Diyarbakır Büyükşehir Belediye Başkanı Osman Baydemir, kimilerinin "Küstahlık", kimilerinin "Cüretkarlık" dediği çıkışlarına bir halka daha ekledi.
Sık sık boy gösterdiği, hatta fırsat bulunca Avrupa'daki stüdyolarında canlı yayınına çıkmaktan bile çekinmediği PKK'nın sesi Roj TV'de terör örgütünden "Silahlı Kürt muhalefeti" diye söz etti.
Geçen hafta da Amerikan "Christian Science Monitor" gazetesine verdiği demeçte, "PKK, Kürtler'in 29'uncu isyanıdır" dedi.
Her fırsatta PKK'lıların "Dağdaki militanlar" olduğunu söyleyip duruyor.

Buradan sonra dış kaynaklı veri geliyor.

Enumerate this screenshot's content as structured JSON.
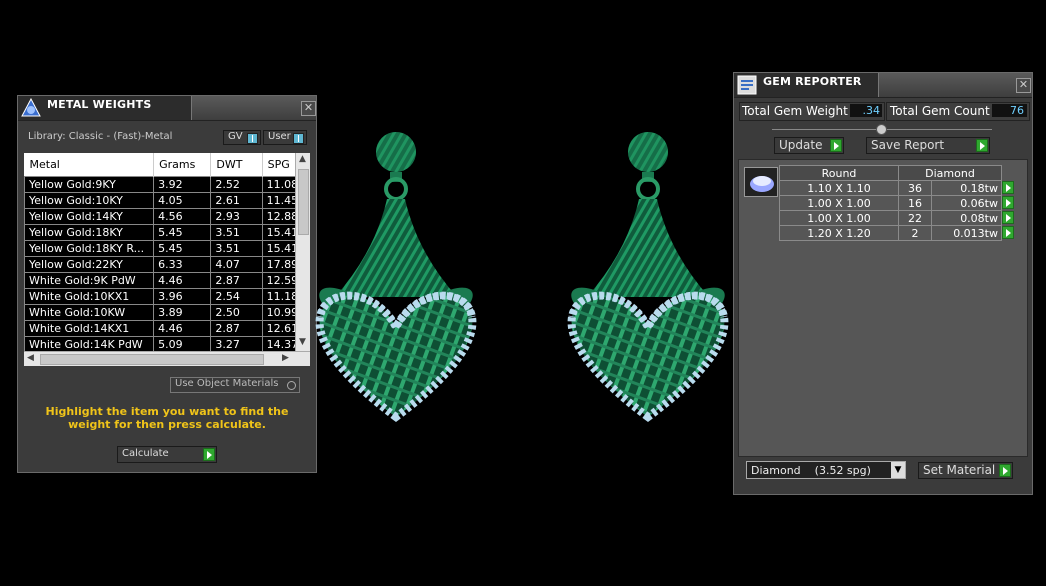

Yani, Baydemir cephesinde yeni bir şey yok. Olması da imkansız.
4 gün önce Zinnar Fidan'ın Kürt sitelerinden "Rızgari"de bir açık mektubu yayınlandı. Zinnar Fidan, infaz emri İmralı'dan verilen ve iki yıl önce, 6 Temmuz 2005 tarihinde Diyarbakır'da güpegündüz PKK'nın tetikçileri tarafından öldürülen Kürt siyasetçi Hikmet Fidan'ın oğlu.

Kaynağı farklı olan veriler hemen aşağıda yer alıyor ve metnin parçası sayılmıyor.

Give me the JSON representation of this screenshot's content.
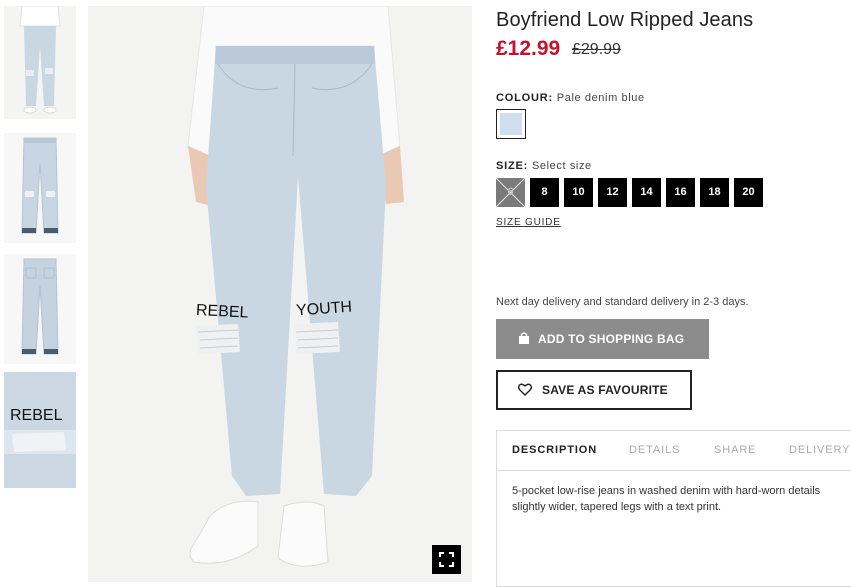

Hatırladınız mı? O günlerde Baydemir'e sorulmuştu:
Cinayete niye tepki göstermediniz?
Cevap: Strasbourg'taydım. Fırsat bulamadım.
Peki Kürt aydınların cinayeti kınayan bildirisine niye imza koymadınız? Cevap: Hiç haberim olmadı.
Fidan'ın cenazesini kaldırmak için niye ambulans vermediniz?
Cevap: Aracın benzin deposu delikti.
Fidan'ın ailesine niye başsağlığı dilemediniz, niye taziye ziyareti yapmadınız?
Cevap: Vaktim olmadı.
Papağanlaştıran zemin
Savunma avukatları PKK tehdidiyle birer birer çekildiği için sürüp giden mahkemede babasının katilleriyle tek başına mücadele eden Zinnar Fidan açık mektubunda Kürtler'e şöyle sesleniyor:
"Düşünebilseydik eğer, şiddet sarmalının zihnimizi esir eden, bizi papağanlaştıran zemininden, ya hep ya hiç açmazından, başkalarının üzerinde gördüğümüzde nefretimizi tahrik eden sev ya terk et' dışlayıcılığından uzak olurduk. Hikmet Fidan cinayeti bu zihin sapıklığının ve paranoyanın eseridir. Bu bizim ölümüzdür, ölümümüzdür. Kanı bedenimizdedir. Kan bedenimizdendir."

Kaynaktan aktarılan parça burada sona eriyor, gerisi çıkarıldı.